Not very long after my son was diagnosed with autism, his mother and I met at a Waffle House for breakfast.  We talked for nearly three hours.  I no longer remember what she said or what I said.  I just remember that his mom tried to communicate to me that everything was going to be okay--not, "Oh, it'll be all right," said with a condescending pat on the head, but with the wisdom of someone who had been there and was still there.  More than once since, she's come to me and said, I remember our talk and I'm so proud of you for sticking it out.
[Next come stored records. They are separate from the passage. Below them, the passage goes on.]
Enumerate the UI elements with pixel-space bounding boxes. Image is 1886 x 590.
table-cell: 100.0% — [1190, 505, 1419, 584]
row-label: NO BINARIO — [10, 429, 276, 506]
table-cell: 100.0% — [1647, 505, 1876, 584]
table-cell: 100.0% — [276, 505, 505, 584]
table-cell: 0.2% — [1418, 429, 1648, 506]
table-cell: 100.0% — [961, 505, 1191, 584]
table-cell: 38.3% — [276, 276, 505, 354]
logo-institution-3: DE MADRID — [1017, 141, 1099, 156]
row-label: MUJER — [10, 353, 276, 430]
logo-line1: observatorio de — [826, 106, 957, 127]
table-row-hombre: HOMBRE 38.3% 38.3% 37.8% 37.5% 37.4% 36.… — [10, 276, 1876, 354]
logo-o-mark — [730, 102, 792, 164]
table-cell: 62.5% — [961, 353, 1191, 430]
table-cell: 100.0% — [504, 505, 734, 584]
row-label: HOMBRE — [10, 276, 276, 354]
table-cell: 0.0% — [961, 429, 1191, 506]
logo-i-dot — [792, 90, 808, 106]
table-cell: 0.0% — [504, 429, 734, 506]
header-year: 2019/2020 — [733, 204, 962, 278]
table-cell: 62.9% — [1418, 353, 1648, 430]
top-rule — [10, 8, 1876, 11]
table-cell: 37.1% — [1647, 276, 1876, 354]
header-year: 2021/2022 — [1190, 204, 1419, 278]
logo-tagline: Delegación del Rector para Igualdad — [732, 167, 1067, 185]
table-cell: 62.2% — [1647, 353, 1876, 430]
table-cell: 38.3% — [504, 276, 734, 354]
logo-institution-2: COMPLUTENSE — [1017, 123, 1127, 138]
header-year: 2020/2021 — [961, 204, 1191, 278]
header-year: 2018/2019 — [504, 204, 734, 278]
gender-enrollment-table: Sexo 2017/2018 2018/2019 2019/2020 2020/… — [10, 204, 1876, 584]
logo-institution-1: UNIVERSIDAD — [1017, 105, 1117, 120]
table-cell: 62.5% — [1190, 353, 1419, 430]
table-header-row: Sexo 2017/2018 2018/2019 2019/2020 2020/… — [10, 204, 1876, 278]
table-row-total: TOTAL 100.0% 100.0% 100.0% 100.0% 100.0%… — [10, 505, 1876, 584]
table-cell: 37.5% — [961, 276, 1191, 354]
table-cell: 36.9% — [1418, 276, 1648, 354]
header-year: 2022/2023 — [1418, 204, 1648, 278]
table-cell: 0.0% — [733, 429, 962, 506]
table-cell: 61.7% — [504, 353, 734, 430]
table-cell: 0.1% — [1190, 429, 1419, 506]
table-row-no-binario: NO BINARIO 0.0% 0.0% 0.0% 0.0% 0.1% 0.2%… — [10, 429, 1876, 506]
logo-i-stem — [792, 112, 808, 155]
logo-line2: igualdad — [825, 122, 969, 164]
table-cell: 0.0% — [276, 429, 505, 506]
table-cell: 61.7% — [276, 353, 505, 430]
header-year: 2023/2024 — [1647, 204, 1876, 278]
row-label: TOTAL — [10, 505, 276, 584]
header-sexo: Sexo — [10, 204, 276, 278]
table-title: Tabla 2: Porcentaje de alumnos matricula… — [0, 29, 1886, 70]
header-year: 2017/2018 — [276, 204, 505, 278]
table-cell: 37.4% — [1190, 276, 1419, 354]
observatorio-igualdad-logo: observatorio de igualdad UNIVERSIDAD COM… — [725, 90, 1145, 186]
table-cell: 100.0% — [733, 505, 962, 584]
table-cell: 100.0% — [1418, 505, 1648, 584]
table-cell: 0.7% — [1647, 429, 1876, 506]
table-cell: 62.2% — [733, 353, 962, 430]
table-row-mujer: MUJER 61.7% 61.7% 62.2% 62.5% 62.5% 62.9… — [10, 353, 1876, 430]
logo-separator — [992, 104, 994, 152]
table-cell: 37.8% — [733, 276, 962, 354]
We live in a world where perfection is not only expected, but demanded.  We airbrush and Photoshop our pictures to make them perfect.  We talk about people's looks behind their backs.  We gossip about people's private lives.  We constantly strive for better, better, better, and while searching for ways to improve is a good thing, too often, I think it's because we try to live up to impossible standards.

Justin, in the eyes of some people, was not "perfect".  He used a wheelchair.  He grunted.  He had uncontrolled movements because of his cerebral palsy.  He drooled.  He required constant nursing care.

At the end of the service, our minister left us with a question:  How do you decide who to love well?

Twenty-two people, besides Justin's family, painted the picture of a person who "loved well" all who came across his path.  He didn't care who they were.  He just loved them. Because Justin loved them, those he loved learned how to "love well".

That is quite a legacy for someone to leave:  that he taught people how to love well.

Just my .04, adjusted for inflation.